There are two ways to leave a cluster:

1. Run the `cluster leave` command: This lets the current node leave the cluster. It notifies the other nodes in the cluster and stops participating in cluster operations. The node will complete any ongoing tasks before leaving.
2. Run the `cluster force-leave <node@host>` command: This removes a node from the cluster. The target node will be forcefully removed from the cluster. This command is typically used when a node fails or becomes unresponsive.

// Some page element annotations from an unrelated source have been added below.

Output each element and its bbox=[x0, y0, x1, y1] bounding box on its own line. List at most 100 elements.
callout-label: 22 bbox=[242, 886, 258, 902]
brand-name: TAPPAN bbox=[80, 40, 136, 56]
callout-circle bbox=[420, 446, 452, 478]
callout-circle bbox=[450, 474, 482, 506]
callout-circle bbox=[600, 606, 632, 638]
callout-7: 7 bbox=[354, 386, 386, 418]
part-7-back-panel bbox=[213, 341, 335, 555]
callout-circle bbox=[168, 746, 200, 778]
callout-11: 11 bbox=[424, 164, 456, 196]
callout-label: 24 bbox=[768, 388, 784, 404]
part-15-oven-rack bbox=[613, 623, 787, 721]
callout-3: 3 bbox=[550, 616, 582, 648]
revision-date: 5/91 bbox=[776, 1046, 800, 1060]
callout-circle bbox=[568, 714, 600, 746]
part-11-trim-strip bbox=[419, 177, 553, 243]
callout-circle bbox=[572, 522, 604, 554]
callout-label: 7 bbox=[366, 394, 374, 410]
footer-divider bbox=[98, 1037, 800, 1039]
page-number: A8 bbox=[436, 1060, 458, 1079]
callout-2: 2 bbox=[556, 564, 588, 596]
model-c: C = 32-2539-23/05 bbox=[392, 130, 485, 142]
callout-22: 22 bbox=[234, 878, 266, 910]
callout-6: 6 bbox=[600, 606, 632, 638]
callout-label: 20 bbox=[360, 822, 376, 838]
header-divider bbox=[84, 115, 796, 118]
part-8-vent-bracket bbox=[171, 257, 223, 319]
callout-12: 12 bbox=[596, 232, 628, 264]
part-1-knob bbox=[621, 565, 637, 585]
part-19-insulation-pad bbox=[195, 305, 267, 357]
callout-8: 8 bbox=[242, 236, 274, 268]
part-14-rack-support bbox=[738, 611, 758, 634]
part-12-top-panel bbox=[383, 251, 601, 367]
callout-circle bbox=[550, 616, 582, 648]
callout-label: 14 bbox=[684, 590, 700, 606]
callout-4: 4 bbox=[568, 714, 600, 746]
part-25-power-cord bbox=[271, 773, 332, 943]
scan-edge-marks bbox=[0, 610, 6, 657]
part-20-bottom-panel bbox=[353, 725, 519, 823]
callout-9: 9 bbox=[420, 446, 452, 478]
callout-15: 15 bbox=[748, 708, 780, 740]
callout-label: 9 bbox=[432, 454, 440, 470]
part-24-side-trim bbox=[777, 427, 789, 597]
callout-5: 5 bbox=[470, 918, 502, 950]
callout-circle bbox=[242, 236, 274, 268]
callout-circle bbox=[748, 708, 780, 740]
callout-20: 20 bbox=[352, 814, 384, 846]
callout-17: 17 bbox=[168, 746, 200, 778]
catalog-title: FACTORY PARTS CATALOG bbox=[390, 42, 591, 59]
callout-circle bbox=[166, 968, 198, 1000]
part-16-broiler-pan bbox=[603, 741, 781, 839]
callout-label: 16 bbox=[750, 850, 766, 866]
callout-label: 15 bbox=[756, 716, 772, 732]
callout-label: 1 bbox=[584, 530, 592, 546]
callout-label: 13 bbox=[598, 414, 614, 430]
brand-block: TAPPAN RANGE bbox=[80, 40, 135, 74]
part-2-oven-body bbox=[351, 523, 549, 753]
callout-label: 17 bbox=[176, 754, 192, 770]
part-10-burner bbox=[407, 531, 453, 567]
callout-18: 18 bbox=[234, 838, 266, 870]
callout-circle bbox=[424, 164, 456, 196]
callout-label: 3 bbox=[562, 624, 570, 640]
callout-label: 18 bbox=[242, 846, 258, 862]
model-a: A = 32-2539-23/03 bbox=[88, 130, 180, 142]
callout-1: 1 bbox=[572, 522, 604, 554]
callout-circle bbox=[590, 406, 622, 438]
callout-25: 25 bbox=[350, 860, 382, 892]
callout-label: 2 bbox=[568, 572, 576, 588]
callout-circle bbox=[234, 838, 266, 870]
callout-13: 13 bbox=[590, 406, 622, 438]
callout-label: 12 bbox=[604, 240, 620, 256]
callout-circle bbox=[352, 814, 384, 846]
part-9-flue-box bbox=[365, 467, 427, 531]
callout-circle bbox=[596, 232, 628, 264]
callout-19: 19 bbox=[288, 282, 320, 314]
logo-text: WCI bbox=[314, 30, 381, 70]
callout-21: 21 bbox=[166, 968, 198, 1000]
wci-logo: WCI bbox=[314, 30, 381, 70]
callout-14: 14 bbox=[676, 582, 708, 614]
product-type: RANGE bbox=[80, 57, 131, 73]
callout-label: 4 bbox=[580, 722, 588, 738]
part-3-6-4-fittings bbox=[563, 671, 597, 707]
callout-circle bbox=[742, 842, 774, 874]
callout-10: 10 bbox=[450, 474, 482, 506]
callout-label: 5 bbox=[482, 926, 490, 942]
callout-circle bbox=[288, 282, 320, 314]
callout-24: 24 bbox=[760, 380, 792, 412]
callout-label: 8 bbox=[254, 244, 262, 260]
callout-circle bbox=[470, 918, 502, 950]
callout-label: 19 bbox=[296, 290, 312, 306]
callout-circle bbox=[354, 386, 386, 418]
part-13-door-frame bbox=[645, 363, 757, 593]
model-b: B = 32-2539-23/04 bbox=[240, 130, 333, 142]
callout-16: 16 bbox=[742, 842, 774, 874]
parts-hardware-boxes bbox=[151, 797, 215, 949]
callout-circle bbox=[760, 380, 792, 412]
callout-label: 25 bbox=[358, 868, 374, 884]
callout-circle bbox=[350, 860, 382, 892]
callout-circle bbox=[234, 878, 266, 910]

For example, in the previously built cluster, if `emqx@s2.emqx.io` wants to leave the cluster, you can run the command below on `emqx@s2.emqx.io`:

```bash
./bin/emqx ctl cluster leave
```

Or run the command below on `emqx@s1.emqx.io` to remove `emqx@s2.emqx.io` from the cluster:

```bash
./bin/emqx ctl cluster force-leave emqx@s2.emqx.io
```

### Configure Network Protocols

After the cluster is created, you can continue to set the network protocols for the nodes. EMQX supports connecting the nodes via TCP or TLS. The connection method can be configured in `emqx.conf`:

To use TCP IPv4 and TCP IPv6, you can set with the `cluster.proto_dist` in `emqx.conf`.

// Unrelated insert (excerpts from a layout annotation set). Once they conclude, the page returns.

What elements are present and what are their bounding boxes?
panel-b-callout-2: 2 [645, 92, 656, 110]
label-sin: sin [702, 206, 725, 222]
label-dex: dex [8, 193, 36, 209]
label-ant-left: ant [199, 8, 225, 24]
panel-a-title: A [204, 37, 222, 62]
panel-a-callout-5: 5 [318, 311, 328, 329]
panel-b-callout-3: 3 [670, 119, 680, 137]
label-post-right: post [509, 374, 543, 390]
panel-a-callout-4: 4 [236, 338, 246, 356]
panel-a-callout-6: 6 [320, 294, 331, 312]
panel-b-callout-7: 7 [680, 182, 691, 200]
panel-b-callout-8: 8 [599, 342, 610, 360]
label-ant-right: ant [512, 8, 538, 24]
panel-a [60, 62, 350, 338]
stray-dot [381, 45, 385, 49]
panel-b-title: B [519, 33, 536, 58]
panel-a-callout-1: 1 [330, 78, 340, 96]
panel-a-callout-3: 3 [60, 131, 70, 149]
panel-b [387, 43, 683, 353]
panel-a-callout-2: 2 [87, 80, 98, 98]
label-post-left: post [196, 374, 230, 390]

- TCP IPv4: `inet_tcp ` (Default)
- TCP IPv6: `inet6_tcp`

To enable SSL, you first need to set the `cluster.proto_dist` to `inet_tls`, then configure the `ssl_dist.conf` file in the `etc` folder and specify the TLS certificate. For details, see [Using TLS for Erlang Distribution](https://www.erlang.org/doc/apps/ssl/ssl_distribution.html).

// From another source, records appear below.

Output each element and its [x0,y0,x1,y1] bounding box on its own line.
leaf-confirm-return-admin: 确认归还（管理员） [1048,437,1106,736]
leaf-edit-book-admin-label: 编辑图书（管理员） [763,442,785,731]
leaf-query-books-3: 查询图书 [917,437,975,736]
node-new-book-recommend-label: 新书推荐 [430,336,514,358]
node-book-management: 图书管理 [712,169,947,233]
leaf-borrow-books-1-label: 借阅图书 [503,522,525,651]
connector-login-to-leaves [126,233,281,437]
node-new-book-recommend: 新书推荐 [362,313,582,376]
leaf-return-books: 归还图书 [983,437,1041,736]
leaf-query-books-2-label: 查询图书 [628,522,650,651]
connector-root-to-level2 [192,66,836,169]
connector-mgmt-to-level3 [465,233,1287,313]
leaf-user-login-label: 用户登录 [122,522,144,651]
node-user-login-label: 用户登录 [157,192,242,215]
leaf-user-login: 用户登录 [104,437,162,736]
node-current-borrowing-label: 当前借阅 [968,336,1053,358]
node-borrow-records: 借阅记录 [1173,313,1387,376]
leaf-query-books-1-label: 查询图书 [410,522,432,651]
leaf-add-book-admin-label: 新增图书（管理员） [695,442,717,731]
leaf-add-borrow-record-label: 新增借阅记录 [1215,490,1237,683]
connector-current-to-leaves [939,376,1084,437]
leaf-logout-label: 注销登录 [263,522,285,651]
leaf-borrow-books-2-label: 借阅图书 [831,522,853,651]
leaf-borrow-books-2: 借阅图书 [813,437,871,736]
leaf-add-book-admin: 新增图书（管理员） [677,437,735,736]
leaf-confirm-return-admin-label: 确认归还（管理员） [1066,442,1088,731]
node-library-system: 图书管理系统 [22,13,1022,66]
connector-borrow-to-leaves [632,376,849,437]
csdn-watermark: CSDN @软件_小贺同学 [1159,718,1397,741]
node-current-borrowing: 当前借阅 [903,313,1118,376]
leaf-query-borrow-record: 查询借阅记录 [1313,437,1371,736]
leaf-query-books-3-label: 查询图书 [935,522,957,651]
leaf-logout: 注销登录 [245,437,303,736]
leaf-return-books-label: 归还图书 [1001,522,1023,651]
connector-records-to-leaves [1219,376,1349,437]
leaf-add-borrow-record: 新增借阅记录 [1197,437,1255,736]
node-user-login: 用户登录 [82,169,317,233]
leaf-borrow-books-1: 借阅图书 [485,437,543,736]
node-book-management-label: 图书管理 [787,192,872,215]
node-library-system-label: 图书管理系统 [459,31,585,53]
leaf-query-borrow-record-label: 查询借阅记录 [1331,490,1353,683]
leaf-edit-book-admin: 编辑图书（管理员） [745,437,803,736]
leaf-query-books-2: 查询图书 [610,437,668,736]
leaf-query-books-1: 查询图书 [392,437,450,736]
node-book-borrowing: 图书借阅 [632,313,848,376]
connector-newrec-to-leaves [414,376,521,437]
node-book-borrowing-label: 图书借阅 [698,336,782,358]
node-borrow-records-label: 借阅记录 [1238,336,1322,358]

<!--need an example code here-->

## Pseudo-Distributed Cluster

EMQX provides a pseudo-distributed cluster feature for testing and development purposes. It refers to a cluster setup where multiple instances of EMQX are running on a single machine, with each instance configured as a node in the cluster.

Start the first node:
```bash
  EMQX_NODE__NAME='emqx1@127.0.0.1' \
  EMQX_LOG__FILE_HANDLERS__DEFAULT__FILE='log1/emqx.log' \
  EMQX_LISTENERS__TCP__DEFAULT__BIND='127.0.0.1:1883' \
  EMQX_LISTENERS__SSL__DEFAULT__BIND='127.0.0.1:8883' \
  EMQX_LISTENERS__WS__DEFAULT__BIND='127.0.0.1:8083' \
  EMQX_LISTENERS__WSS__DEFAULT__BIND='127.0.0.1:8084' \
  EMQX_DASHBOARD__LISTENERS__HTTP__BIND=18083 \
  EMQX_NODE__DATA_DIR="./data1" \
./bin/emqx start
```

Then use the following command to start the second node and join the cluster manually. To avoid port conflicts, you need to use a different set of listening ports on different nodes, and also use separate directories for log files and the internal database:

```bash
  EMQX_NODE__NAME='emqx2@127.0.0.1' \
  EMQX_LOG__FILE_HANDLERS__DEFAULT__FILE='log2/emqx.log' \
  EMQX_LISTENERS__TCP__DEFAULT__BIND='127.0.0.1:1882' \
  EMQX_LISTENERS__SSL__DEFAULT__BIND='127.0.0.1:8882' \
  EMQX_LISTENERS__WS__DEFAULT__BIND='127.0.0.1:8082' \
  EMQX_LISTENERS__WSS__DEFAULT__BIND='127.0.0.1:8085' \
  EMQX_DASHBOARD__LISTENERS__HTTP__BIND=18082 \
  EMQX_NODE__DATA_DIR="./data2" \
./bin/emqx start
  EMQX_NODE__NAME='emqx2@127.0.0.1' ./bin/emqx ctl cluster join 'emqx1@127.0.0.1'
```

The above code example is to create a cluster manually. You can also refer to the [Auto Clustering](#auto-clustering) section on how to create a cluster automatically.

Please note that this setup is not recommended for production environments.